1099-K filing thresholds
Sen. Sherrod Brown, D-Ohio, asked Werfel if he would support efforts to relax the more stringent Form 1099-K reporting thresholds imposed on third-party settlement organizations under the American Rescue Plan in 2021. That legislation reduced the dollar threshold for the reporting requirement from $20,000 to $600 and eliminated the 200-transaction threshold, with the changes effective for calendar years after 2021; however, the Treasury Department announced late last year in Notice 2023-10 that it would delay enforcement of the new rules until after 2023. (Many lawmakers had hoped to repeal or delay the new reporting requirements during last year’s post-election lame duck legislative session but were unable to reach a deal on a package that included this or other tax law changes that had bipartisan support.)
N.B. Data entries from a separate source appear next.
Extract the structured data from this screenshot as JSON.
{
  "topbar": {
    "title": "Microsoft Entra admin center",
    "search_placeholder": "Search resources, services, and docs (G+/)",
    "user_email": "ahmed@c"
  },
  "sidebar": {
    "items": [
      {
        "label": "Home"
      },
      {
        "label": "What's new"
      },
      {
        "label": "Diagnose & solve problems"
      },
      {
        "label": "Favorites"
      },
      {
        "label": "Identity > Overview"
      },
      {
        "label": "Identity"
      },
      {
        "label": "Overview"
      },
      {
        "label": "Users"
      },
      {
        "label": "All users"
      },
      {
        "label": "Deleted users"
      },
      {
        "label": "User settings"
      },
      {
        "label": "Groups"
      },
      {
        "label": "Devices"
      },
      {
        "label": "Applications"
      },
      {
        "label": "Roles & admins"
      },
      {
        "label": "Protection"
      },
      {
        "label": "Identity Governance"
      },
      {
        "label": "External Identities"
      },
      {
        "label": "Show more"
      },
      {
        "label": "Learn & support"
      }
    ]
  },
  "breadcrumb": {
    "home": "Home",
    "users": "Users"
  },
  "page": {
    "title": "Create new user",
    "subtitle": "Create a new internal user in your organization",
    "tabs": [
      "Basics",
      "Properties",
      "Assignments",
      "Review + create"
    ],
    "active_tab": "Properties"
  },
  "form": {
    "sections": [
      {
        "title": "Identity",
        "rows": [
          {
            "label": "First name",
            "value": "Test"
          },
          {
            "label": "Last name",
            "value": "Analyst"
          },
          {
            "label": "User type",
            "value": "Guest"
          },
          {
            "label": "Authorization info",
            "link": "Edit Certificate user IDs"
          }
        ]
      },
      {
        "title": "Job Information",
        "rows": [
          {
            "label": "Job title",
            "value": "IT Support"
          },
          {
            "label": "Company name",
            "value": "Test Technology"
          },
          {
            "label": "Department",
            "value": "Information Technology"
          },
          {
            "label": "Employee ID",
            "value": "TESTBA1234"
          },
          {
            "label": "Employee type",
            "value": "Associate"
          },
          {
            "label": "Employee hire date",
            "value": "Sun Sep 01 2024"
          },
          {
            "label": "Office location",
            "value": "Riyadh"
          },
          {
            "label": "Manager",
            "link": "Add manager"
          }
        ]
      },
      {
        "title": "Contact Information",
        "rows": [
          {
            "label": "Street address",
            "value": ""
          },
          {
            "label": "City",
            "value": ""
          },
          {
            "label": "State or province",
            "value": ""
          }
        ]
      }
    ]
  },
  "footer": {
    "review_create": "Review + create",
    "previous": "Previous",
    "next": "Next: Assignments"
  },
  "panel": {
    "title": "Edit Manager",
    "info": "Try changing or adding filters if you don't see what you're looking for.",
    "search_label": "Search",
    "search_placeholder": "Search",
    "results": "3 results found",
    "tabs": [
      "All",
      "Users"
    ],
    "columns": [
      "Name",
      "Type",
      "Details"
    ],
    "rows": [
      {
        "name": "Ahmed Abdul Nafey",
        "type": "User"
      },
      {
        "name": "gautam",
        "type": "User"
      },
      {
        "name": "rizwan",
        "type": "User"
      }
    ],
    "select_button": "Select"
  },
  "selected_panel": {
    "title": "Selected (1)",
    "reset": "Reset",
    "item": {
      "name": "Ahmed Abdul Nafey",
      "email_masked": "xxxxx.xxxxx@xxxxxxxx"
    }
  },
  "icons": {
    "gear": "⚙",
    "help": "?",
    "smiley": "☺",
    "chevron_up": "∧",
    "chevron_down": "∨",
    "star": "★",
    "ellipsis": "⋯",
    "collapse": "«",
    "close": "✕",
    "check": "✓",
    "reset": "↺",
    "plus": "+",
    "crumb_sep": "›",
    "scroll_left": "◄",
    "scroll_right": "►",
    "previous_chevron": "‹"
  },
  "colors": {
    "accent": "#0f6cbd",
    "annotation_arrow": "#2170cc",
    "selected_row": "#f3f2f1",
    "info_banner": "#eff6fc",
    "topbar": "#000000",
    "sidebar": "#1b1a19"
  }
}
Werfel replied that increasing the reporting threshold would cut the volume of filings submitted to the IRS and reduce complexity for the agency, but he noted that judgments on the merits of any legislative proposals on that issue were the province of the Treasury Department.
Filing backlogs
Taxwriters from both sides of the aisle asked Werfel about the IRS’s progress in addressing a backlog of unprocessed paper-filed returns, employee retention tax credit (ERTC) claims, and amended return filings.
Werfel replied that with the filing season now concluded, the IRS can redeploy staff to accelerate work on these issues. He told Sen. Maggie Hassan, D-N.H., that the agency has been scaling up its ability to scan paper returns and that scanning will play an even more prominent role in the next filing season.
He noted in response to a question from Sen. Mark Warner, D-Va., that resolving ERTC claims can be time-consuming because they involve “extremely complicated” processing issues and present a high potential for fraud. The agency’s post-filing-season goal is to complete 40,000 ERTC claims a week (up from 20,000 a week during the filing season), with claims processed in the order they were received, he said.
Chief counsel vacancy
Finance Committee member Michael Bennet, D-Colo., commented that the confusion early in the filing season regarding the IRS’s position on whether inflation-related rebate payments and certain other direct payments made by states to their residents in 2022 constituted refund payments that were includable in income might have been avoided if a Senate-confirmed chief counsel had been in place to guide the agency’s decision-making. (The commissioner and the chief counsel are the only two positions at the IRS that require Senate confirmation.)
The chief counsel position has been vacant since President Biden took office and the White House has not yet put forward a nominee. William Paul, the current principal deputy chief counsel, has been serving as acting chief counsel in the interim.
Werfel commented that it is “absolutely critical” that the position be filled, noting that many of the issues facing the IRS involve “complex legal elements” and that operating without a confirmed general counsel in place has been “an impediment” for the agency.
Finance Committee Chairman Wyden agreed on the importance of filling the vacancy.
“We need a nominee,” he said.
Werfel to face House taxwriters on April 27
Werfel is likely to field additional questions on the IRS’s strategic operating plan and its proposed budget for the coming fiscal year when he appears at an April 27 House Ways and Means Committee hearing focusing on “accountability and transparency at the Internal Revenue Service.”